In an interview with the Journal, 29-year-old Arnold said that in early April, her cousin spent the night at the center and then returned to his mother’s home near Yah-ta-hey, New Mexico, on the Navajo Nation.
A couple of days later, he started feeling sick and was taken to the Gallup Indian Medical Center. Then his mother, Arnold’s aunt, was also taken in.
Arnold remembers her aunt Edith James’ great long hugs and the way she would wrap her arms around relatives whenever they returned from a trip or came back to the reservation to visit her. James, who was in her 70s, loved to cook and made delicious frybread and tortillas.
But when she died on April 27, she was all alone. Her siblings – unable to go into her room to hug or touch her – said their goodbyes through the screen of an iPad in the waiting room of the hospital.

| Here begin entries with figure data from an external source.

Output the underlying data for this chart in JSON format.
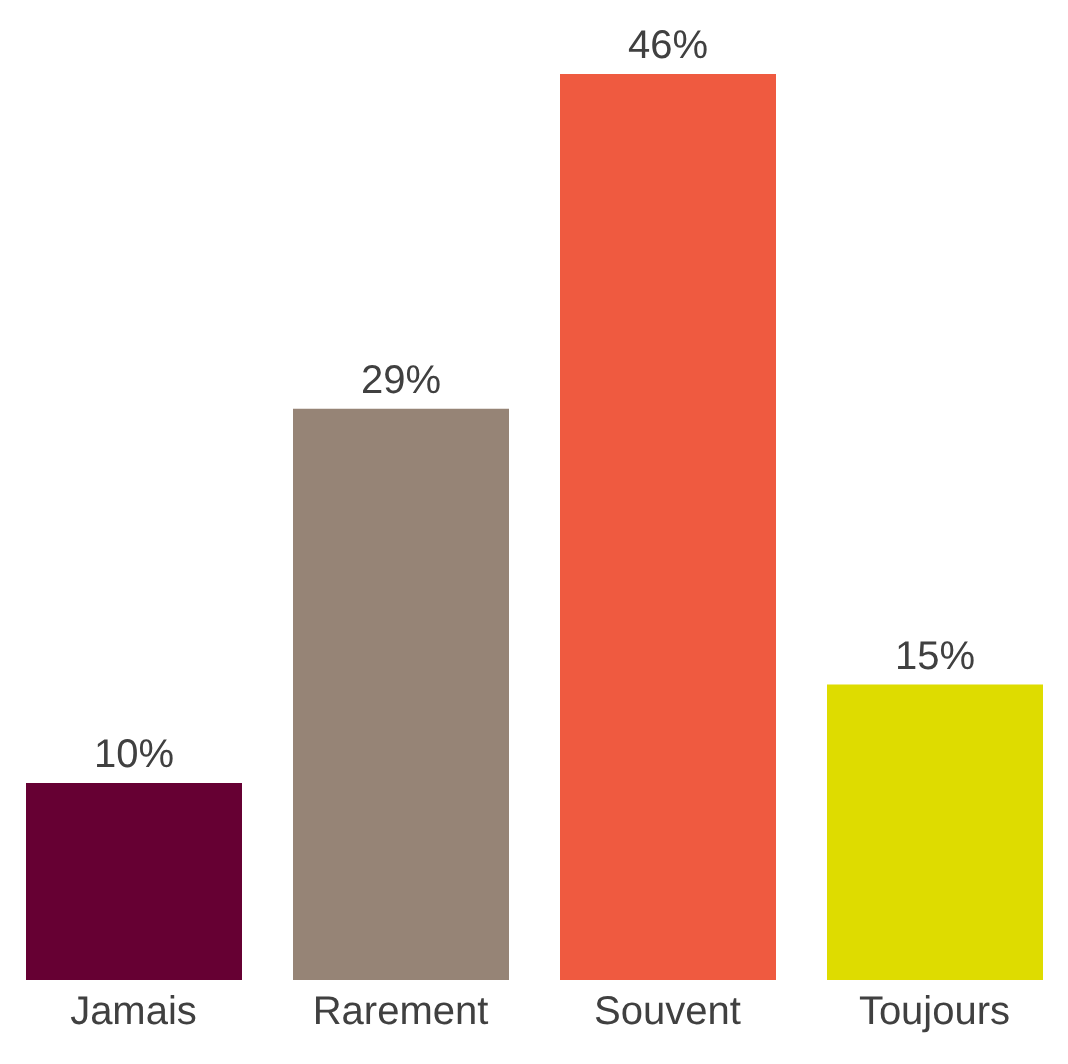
{
  "chart_data": {
    "type": "bar",
    "categories": [
      "Jamais",
      "Rarement",
      "Souvent",
      "Toujours"
    ],
    "values": [
      10,
      29,
      46,
      15
    ],
    "colors": [
      "#660033",
      "#968476",
      "#ef5a40",
      "#dedc00"
    ],
    "value_labels": [
      "10%",
      "29%",
      "46%",
      "15%"
    ],
    "grid": false,
    "legend": false
  }
}
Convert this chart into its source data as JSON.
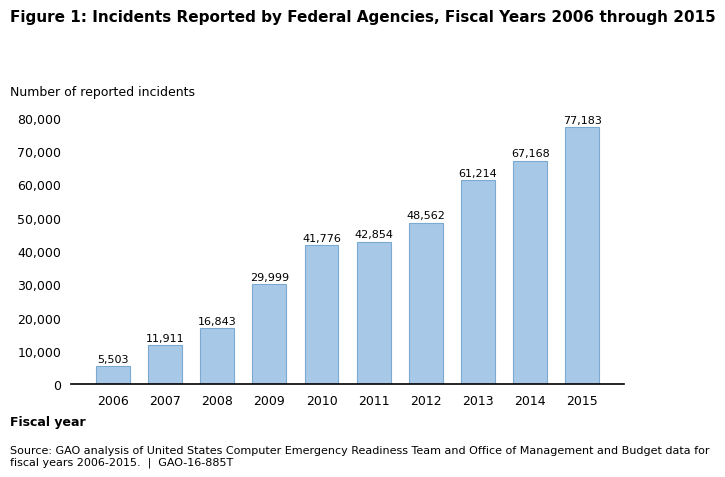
{
  "title": "Figure 1: Incidents Reported by Federal Agencies, Fiscal Years 2006 through 2015",
  "ylabel": "Number of reported incidents",
  "xlabel": "Fiscal year",
  "years": [
    2006,
    2007,
    2008,
    2009,
    2010,
    2011,
    2012,
    2013,
    2014,
    2015
  ],
  "values": [
    5503,
    11911,
    16843,
    29999,
    41776,
    42854,
    48562,
    61214,
    67168,
    77183
  ],
  "bar_color": "#A8C8E8",
  "bar_edge_color": "#7AAAD0",
  "ylim": [
    0,
    85000
  ],
  "yticks": [
    0,
    10000,
    20000,
    30000,
    40000,
    50000,
    60000,
    70000,
    80000
  ],
  "source_text": "Source: GAO analysis of United States Computer Emergency Readiness Team and Office of Management and Budget data for\nfiscal years 2006-2015.  |  GAO-16-885T",
  "title_fontsize": 11,
  "ylabel_fontsize": 9,
  "xlabel_fontsize": 9,
  "tick_fontsize": 9,
  "source_fontsize": 8,
  "annotation_fontsize": 8
}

“That same day, the nurse was looking at my mom and told her she needed to get checked,” Arnold said. “The next day, my niece and I went to get checked at GIMC and to get tested, and a couple days after that we found out we had the virus.”
Arnold and her niece ended up going into quarantine at a local hotel themselves, spending their time watching television and scrolling through Facebook, reading about others who got the virus at NCI. She started to cry thinking about the way the outbreak has affected her family and how it had taken her aunt.
“Usually, when we have a family member that’s close to dying at the hospital, all of our family is always there,” Arnold said, choking up with sobs. “We’re always there in the room and always praying for them, and we get to say our goodbyes. This was really hurtful. She had to be alone.”
This story has been supported by the Solutions Journalism Network, a nonprofit organization dedicated to rigorous and compelling reporting about responses to social problems.